Taxes, too, are oppressively burdensome. The average Russian businessman who diligently paid all of the income, social insurance, and business taxes that the central government and the regional governments levy on him would end up owing far more than 100 percent of his annual earnings. In such a tax climate it is not surprising that tax avoidance is not only widespread, it is in fact a matter of financial survival.
An indication of Putin’s plans for the Russian economy was supplied in early April 2000 by his appointment of Andrei Illarionov as his senior economic advisor. Illarionov is the head of a radical free-market think tank in Moscow, the Institute for Economic Analysis.
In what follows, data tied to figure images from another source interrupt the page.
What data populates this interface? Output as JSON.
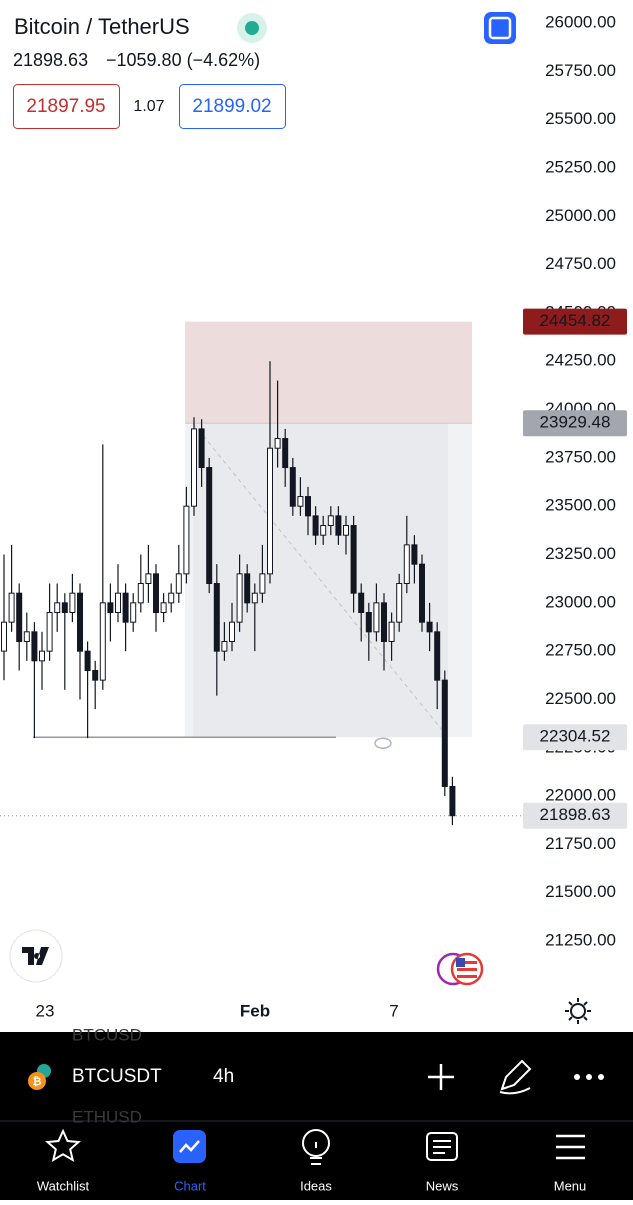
{
  "header": {
    "symbol": "Bitcoin / TetherUS",
    "last": "21898.63",
    "change": "−1059.80 (−4.62%)",
    "bid": "21897.95",
    "spread": "1.07",
    "ask": "21899.02"
  },
  "chart_data": {
    "type": "candlestick",
    "ylim": [
      21000,
      26000
    ],
    "yticks": [
      {
        "value": 26000,
        "label": "26000.00"
      },
      {
        "value": 25750,
        "label": "25750.00"
      },
      {
        "value": 25500,
        "label": "25500.00"
      },
      {
        "value": 25250,
        "label": "25250.00"
      },
      {
        "value": 25000,
        "label": "25000.00"
      },
      {
        "value": 24750,
        "label": "24750.00"
      },
      {
        "value": 24500,
        "label": "24500.00"
      },
      {
        "value": 24250,
        "label": "24250.00"
      },
      {
        "value": 24000,
        "label": "24000.00"
      },
      {
        "value": 23750,
        "label": "23750.00"
      },
      {
        "value": 23500,
        "label": "23500.00"
      },
      {
        "value": 23250,
        "label": "23250.00"
      },
      {
        "value": 23000,
        "label": "23000.00"
      },
      {
        "value": 22750,
        "label": "22750.00"
      },
      {
        "value": 22500,
        "label": "22500.00"
      },
      {
        "value": 22250,
        "label": "22250.00"
      },
      {
        "value": 22000,
        "label": "22000.00"
      },
      {
        "value": 21750,
        "label": "21750.00"
      },
      {
        "value": 21500,
        "label": "21500.00"
      },
      {
        "value": 21250,
        "label": "21250.00"
      }
    ],
    "x_labels": [
      "23",
      "Feb",
      "7"
    ],
    "ohlc": [
      [
        22750,
        23250,
        22600,
        22900
      ],
      [
        22900,
        23300,
        22850,
        23050
      ],
      [
        23050,
        23100,
        22650,
        22800
      ],
      [
        22800,
        22950,
        22700,
        22850
      ],
      [
        22850,
        22900,
        22300,
        22700
      ],
      [
        22700,
        22850,
        22550,
        22750
      ],
      [
        22750,
        23100,
        22700,
        22950
      ],
      [
        22950,
        23100,
        22850,
        23000
      ],
      [
        23000,
        23050,
        22550,
        22950
      ],
      [
        22950,
        23150,
        22900,
        23050
      ],
      [
        23050,
        23100,
        22500,
        22750
      ],
      [
        22750,
        22800,
        22300,
        22650
      ],
      [
        22650,
        22700,
        22450,
        22600
      ],
      [
        22600,
        23820,
        22550,
        23000
      ],
      [
        23000,
        23100,
        22800,
        22950
      ],
      [
        22950,
        23200,
        22900,
        23050
      ],
      [
        23050,
        23100,
        22750,
        22900
      ],
      [
        22900,
        23050,
        22850,
        23000
      ],
      [
        23000,
        23250,
        22950,
        23100
      ],
      [
        23100,
        23300,
        23000,
        23150
      ],
      [
        23150,
        23200,
        22850,
        22950
      ],
      [
        22950,
        23050,
        22900,
        23000
      ],
      [
        23000,
        23100,
        22950,
        23050
      ],
      [
        23050,
        23300,
        23000,
        23150
      ],
      [
        23150,
        23600,
        23100,
        23500
      ],
      [
        23500,
        23960,
        23450,
        23900
      ],
      [
        23900,
        23950,
        23600,
        23700
      ],
      [
        23700,
        23750,
        23050,
        23100
      ],
      [
        23100,
        23200,
        22520,
        22750
      ],
      [
        22750,
        22900,
        22700,
        22800
      ],
      [
        22800,
        23000,
        22750,
        22900
      ],
      [
        22900,
        23250,
        22850,
        23150
      ],
      [
        23150,
        23200,
        22950,
        23000
      ],
      [
        23000,
        23100,
        22750,
        23050
      ],
      [
        23050,
        23300,
        23000,
        23150
      ],
      [
        23150,
        24250,
        23100,
        23800
      ],
      [
        23800,
        24150,
        23700,
        23850
      ],
      [
        23850,
        23900,
        23600,
        23700
      ],
      [
        23700,
        23750,
        23450,
        23500
      ],
      [
        23500,
        23650,
        23450,
        23550
      ],
      [
        23550,
        23600,
        23350,
        23450
      ],
      [
        23450,
        23500,
        23300,
        23350
      ],
      [
        23350,
        23450,
        23300,
        23400
      ],
      [
        23400,
        23500,
        23350,
        23450
      ],
      [
        23450,
        23500,
        23300,
        23350
      ],
      [
        23350,
        23450,
        23250,
        23400
      ],
      [
        23400,
        23450,
        22950,
        23050
      ],
      [
        23050,
        23100,
        22800,
        22950
      ],
      [
        22950,
        23000,
        22700,
        22850
      ],
      [
        22850,
        23100,
        22800,
        23000
      ],
      [
        23000,
        23050,
        22650,
        22800
      ],
      [
        22800,
        22950,
        22700,
        22900
      ],
      [
        22900,
        23150,
        22850,
        23100
      ],
      [
        23100,
        23450,
        23050,
        23300
      ],
      [
        23300,
        23350,
        23100,
        23200
      ],
      [
        23200,
        23250,
        22850,
        22900
      ],
      [
        22900,
        23000,
        22750,
        22850
      ],
      [
        22850,
        22900,
        22450,
        22600
      ],
      [
        22600,
        22650,
        22000,
        22050
      ],
      [
        22050,
        22100,
        21850,
        21898.63
      ]
    ],
    "position": {
      "target": 24454.82,
      "entry": 23929.48,
      "stop": 22304.52
    },
    "last_price": 21898.63
  },
  "toolbar": {
    "list_above": "BTCUSD",
    "symbol": "BTCUSDT",
    "interval": "4h",
    "list_below": "ETHUSD"
  },
  "nav": [
    "Watchlist",
    "Chart",
    "Ideas",
    "News",
    "Menu"
  ]
}
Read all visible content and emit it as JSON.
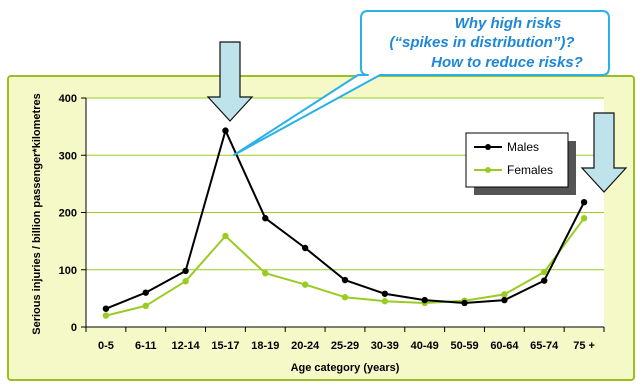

He has been a blistering critic of Russian government regulation, control, and bureaucratic mismanagement.
In his first interviews with the Russian and Western press, Illarionov has emphasized the need for deep cuts in government spending and taxing, deregulation of the economy, real and transparent private property rights enforced by the law, and full privatization of Russian industry and agriculture.
In August 1999 I had the opportunity to meet Illarionov in Vancouver, Canada, at a meeting of the Mont Pelerin Society, an international association of economists, businessmen, and policy analysts devoted to the principles of the free market and limited government. In perfect English he explained to me his vision of a democratic and free Russia grounded in property rights and open competition. The government, he emphasized, should be constitutionally limited to guarding people’s liberties, not violating them.
For a thousand years, Russia, both under the autocratic tzars and the communist commissars, has never known real political and economic freedom. And the country’s steps toward these freedoms during the last 10 years have been faltering and frustrating. But if Vladimir Putin follows the policy advice of people such as Andrei Illarionov, Russia may finally be on its tortured way towards real freedom and prosperity.